Konvergenz der Medien im Zentrum des Hohenheimer Mediengesprächs.

Im September wurden mit einem großen Festakt 50 Jahre ARD gefeiert. In einer Medienlandschaft, in der Kritikfähigkeit immer noch groß geschrieben wird, hat dies zu einer Reihe von Fragen zur Zukunft des öffentlichrechtlichen Rundfunksystems geführt: Hier gibt es Streit um die Erhöhung der Gebühren, dort wird das „Schielen nach der Quote“ moniert, aufgrund der das Programm von ARD und ZDF – beeinflusst durch den Erfolg der Privatsender – immer boulevardmäßiger, angepasster, oberflächlicher, kurzum: schlechter werde.

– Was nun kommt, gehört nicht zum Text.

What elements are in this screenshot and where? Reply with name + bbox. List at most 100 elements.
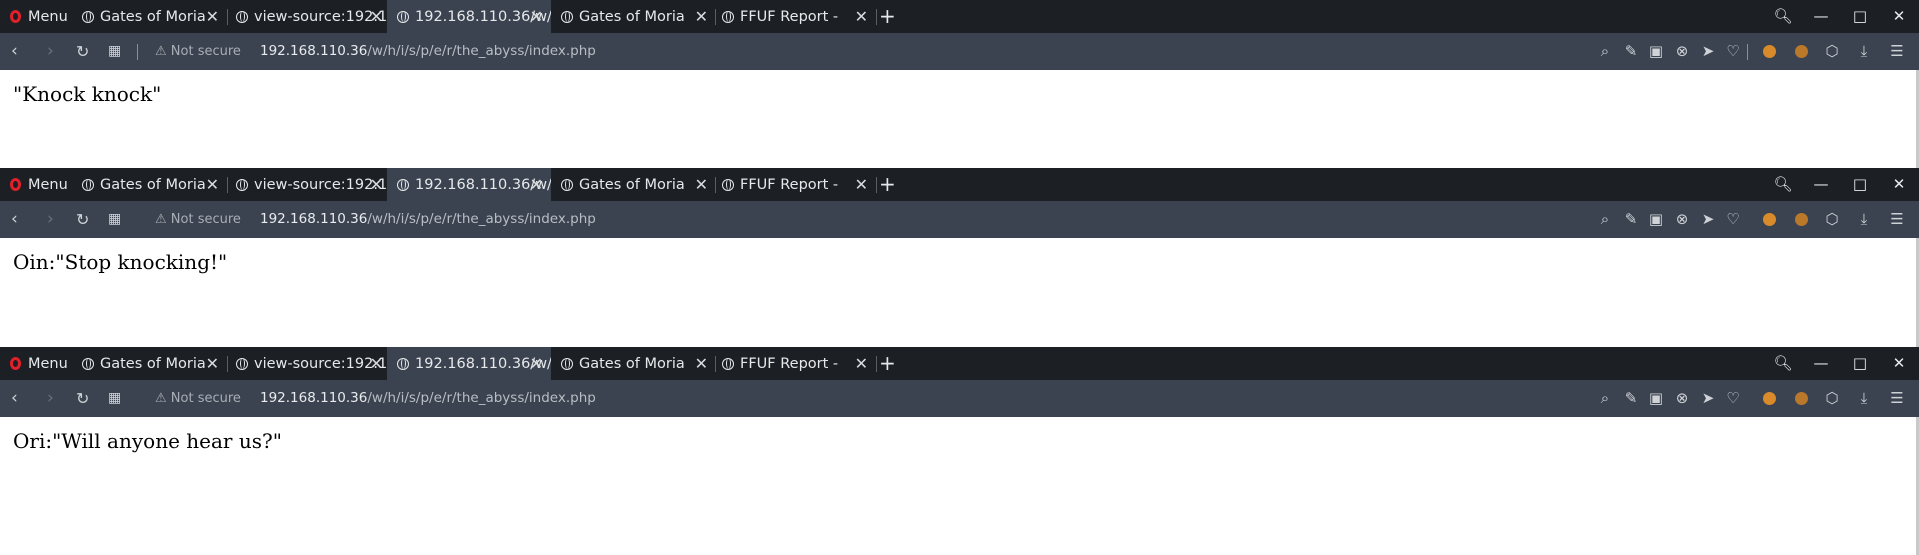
tab-gates-of-moria[interactable]: Gates of Moria ✕ — [72, 168, 227, 201]
security-indicator[interactable]: ⚠ Not secure — [155, 201, 241, 238]
tab-gates-of-moria-2[interactable]: Gates of Moria ✕ — [551, 168, 716, 201]
security-indicator[interactable]: ⚠ Not secure — [155, 33, 241, 70]
tab-active-page[interactable]: 192.168.110.36/w/h/i/s/p/e/r/the_abyss/i… — [387, 168, 551, 201]
minimize-icon[interactable]: — — [1811, 347, 1831, 380]
camera-icon[interactable]: ▣ — [1647, 201, 1665, 238]
maximize-icon[interactable]: □ — [1850, 347, 1870, 380]
easy-setup-icon[interactable]: ☰ — [1888, 380, 1906, 417]
tab-close-icon[interactable]: ✕ — [206, 347, 219, 380]
new-tab-button[interactable]: + — [879, 347, 896, 380]
cookie-icon[interactable] — [1795, 45, 1808, 58]
opera-menu-button[interactable]: Menu — [10, 347, 68, 380]
tab-active-page[interactable]: 192.168.110.36/w/h/i/s/p/e/r/the_abyss/i… — [387, 0, 551, 33]
reload-icon[interactable]: ↻ — [76, 33, 89, 70]
camera-icon[interactable]: ▣ — [1647, 380, 1665, 417]
zoom-icon[interactable]: ⌕ — [1596, 380, 1614, 417]
forward-icon[interactable]: › — [47, 201, 54, 238]
search-icon[interactable]: 🔍︎ — [1773, 168, 1793, 201]
minimize-icon[interactable]: — — [1811, 168, 1831, 201]
reload-icon[interactable]: ↻ — [76, 201, 89, 238]
back-icon[interactable]: ‹ — [11, 33, 18, 70]
block-icon[interactable]: ⊗ — [1673, 380, 1691, 417]
zoom-icon[interactable]: ⌕ — [1596, 201, 1614, 238]
block-icon[interactable]: ⊗ — [1673, 201, 1691, 238]
tab-view-source[interactable]: view-source:192.168.110.36/w/h/i/s/p/e/r… — [233, 0, 391, 33]
heart-icon[interactable]: ♡ — [1724, 380, 1742, 417]
opera-menu-button[interactable]: Menu — [10, 0, 68, 33]
tab-ffuf-report[interactable]: FFUF Report - ✕ — [712, 347, 876, 380]
edit-icon[interactable]: ✎ — [1622, 201, 1640, 238]
forward-icon[interactable]: › — [47, 380, 54, 417]
tab-close-icon[interactable]: ✕ — [530, 347, 543, 380]
minimize-icon[interactable]: — — [1811, 0, 1831, 33]
tab-close-icon[interactable]: ✕ — [206, 0, 219, 33]
maximize-icon[interactable]: □ — [1850, 0, 1870, 33]
tab-view-source[interactable]: view-source:192.168.110.36/w/h/i/s/p/e/r… — [233, 168, 391, 201]
url-field[interactable]: 192.168.110.36/w/h/i/s/p/e/r/the_abyss/i… — [260, 201, 596, 238]
heart-icon[interactable]: ♡ — [1724, 33, 1742, 70]
easy-setup-icon[interactable]: ☰ — [1888, 33, 1906, 70]
tab-close-icon[interactable]: ✕ — [855, 347, 868, 380]
tab-close-icon[interactable]: ✕ — [530, 168, 543, 201]
cookie-icon[interactable] — [1795, 392, 1808, 405]
tab-close-icon[interactable]: ✕ — [206, 168, 219, 201]
close-icon[interactable]: ✕ — [1889, 0, 1909, 33]
back-icon[interactable]: ‹ — [11, 201, 18, 238]
edit-icon[interactable]: ✎ — [1622, 380, 1640, 417]
globe-icon — [82, 357, 94, 370]
close-icon[interactable]: ✕ — [1889, 347, 1909, 380]
send-icon[interactable]: ➤ — [1699, 201, 1717, 238]
tab-view-source[interactable]: view-source:192.168.110.36/w/h/i/s/p/e/r… — [233, 347, 391, 380]
block-icon[interactable]: ⊗ — [1673, 33, 1691, 70]
send-icon[interactable]: ➤ — [1699, 380, 1717, 417]
tab-close-icon[interactable]: ✕ — [695, 0, 708, 33]
tab-close-icon[interactable]: ✕ — [695, 347, 708, 380]
search-icon[interactable]: 🔍︎ — [1773, 0, 1793, 33]
tab-close-icon[interactable]: ✕ — [855, 168, 868, 201]
tab-close-icon[interactable]: ✕ — [530, 0, 543, 33]
download-icon[interactable]: ⤓ — [1855, 33, 1873, 70]
download-icon[interactable]: ⤓ — [1855, 201, 1873, 238]
opera-menu-button[interactable]: Menu — [10, 168, 68, 201]
zoom-icon[interactable]: ⌕ — [1596, 33, 1614, 70]
tab-gates-of-moria-2[interactable]: Gates of Moria ✕ — [551, 347, 716, 380]
camera-icon[interactable]: ▣ — [1647, 33, 1665, 70]
cookie-icon[interactable] — [1795, 213, 1808, 226]
tab-ffuf-report[interactable]: FFUF Report - ✕ — [712, 0, 876, 33]
tab-close-icon[interactable]: ✕ — [695, 168, 708, 201]
extension-icon[interactable] — [1763, 213, 1776, 226]
tab-close-icon[interactable]: ✕ — [855, 0, 868, 33]
box-icon[interactable]: ⬡ — [1823, 380, 1841, 417]
box-icon[interactable]: ⬡ — [1823, 33, 1841, 70]
box-icon[interactable]: ⬡ — [1823, 201, 1841, 238]
send-icon[interactable]: ➤ — [1699, 33, 1717, 70]
security-indicator[interactable]: ⚠ Not secure — [155, 380, 241, 417]
url-field[interactable]: 192.168.110.36/w/h/i/s/p/e/r/the_abyss/i… — [260, 380, 596, 417]
back-icon[interactable]: ‹ — [11, 380, 18, 417]
url-field[interactable]: 192.168.110.36/w/h/i/s/p/e/r/the_abyss/i… — [260, 33, 596, 70]
tab-close-icon[interactable]: ✕ — [370, 347, 383, 380]
new-tab-button[interactable]: + — [879, 168, 896, 201]
tab-gates-of-moria[interactable]: Gates of Moria ✕ — [72, 347, 227, 380]
tab-gates-of-moria[interactable]: Gates of Moria ✕ — [72, 0, 227, 33]
extension-icon[interactable] — [1763, 392, 1776, 405]
new-tab-button[interactable]: + — [879, 0, 896, 33]
easy-setup-icon[interactable]: ☰ — [1888, 201, 1906, 238]
tiles-icon[interactable]: ▦ — [108, 33, 121, 70]
tab-close-icon[interactable]: ✕ — [370, 0, 383, 33]
reload-icon[interactable]: ↻ — [76, 380, 89, 417]
extension-icon[interactable] — [1763, 45, 1776, 58]
download-icon[interactable]: ⤓ — [1855, 380, 1873, 417]
tab-ffuf-report[interactable]: FFUF Report - ✕ — [712, 168, 876, 201]
heart-icon[interactable]: ♡ — [1724, 201, 1742, 238]
tiles-icon[interactable]: ▦ — [108, 201, 121, 238]
tab-active-page[interactable]: 192.168.110.36/w/h/i/s/p/e/r/the_abyss/i… — [387, 347, 551, 380]
close-icon[interactable]: ✕ — [1889, 168, 1909, 201]
search-icon[interactable]: 🔍︎ — [1773, 347, 1793, 380]
tab-close-icon[interactable]: ✕ — [370, 168, 383, 201]
tab-gates-of-moria-2[interactable]: Gates of Moria ✕ — [551, 0, 716, 33]
forward-icon[interactable]: › — [47, 33, 54, 70]
edit-icon[interactable]: ✎ — [1622, 33, 1640, 70]
maximize-icon[interactable]: □ — [1850, 168, 1870, 201]
tiles-icon[interactable]: ▦ — [108, 380, 121, 417]
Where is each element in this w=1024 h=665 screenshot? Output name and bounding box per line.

Beim 21. Hohenheimer Mediengespräch hielt man sich nicht lange in Vergangenheit und Gegenwart auf, sondern diskutierte die Spielräume für Medienpolitik und Medienethik angesichts der sich abzeichnenden Tendenzen innerhalb der deutschen Medienbranche, die die bisherigen Trends verstärken werden. Die Spielräume sind deshalb allen Erwartungen nach nicht sehr groß. Sowohl die Referenten als auch das Fachpublikum in der Katholischen Akademie der Diözese Rottenburg-Stuttgart waren sich darin einig, dass die Bedeutung des marktwirtschaftlich organisierten Wettstreits aufgrund der „Konvergenz“ der Medien durch die neuen digitalen Übertragungstechniken und der weiteren Entwicklung des Internet zunehmen wird: Gerade die voranschreitende Kreuzung von individueller Kommunikation und öffentlichen Massenmedien in sogenannten „hybriden“ Medien – Radio und Fernsehen im Internet, virtuelle Videotheken, etc. – wird hier neue Fakten schaffen.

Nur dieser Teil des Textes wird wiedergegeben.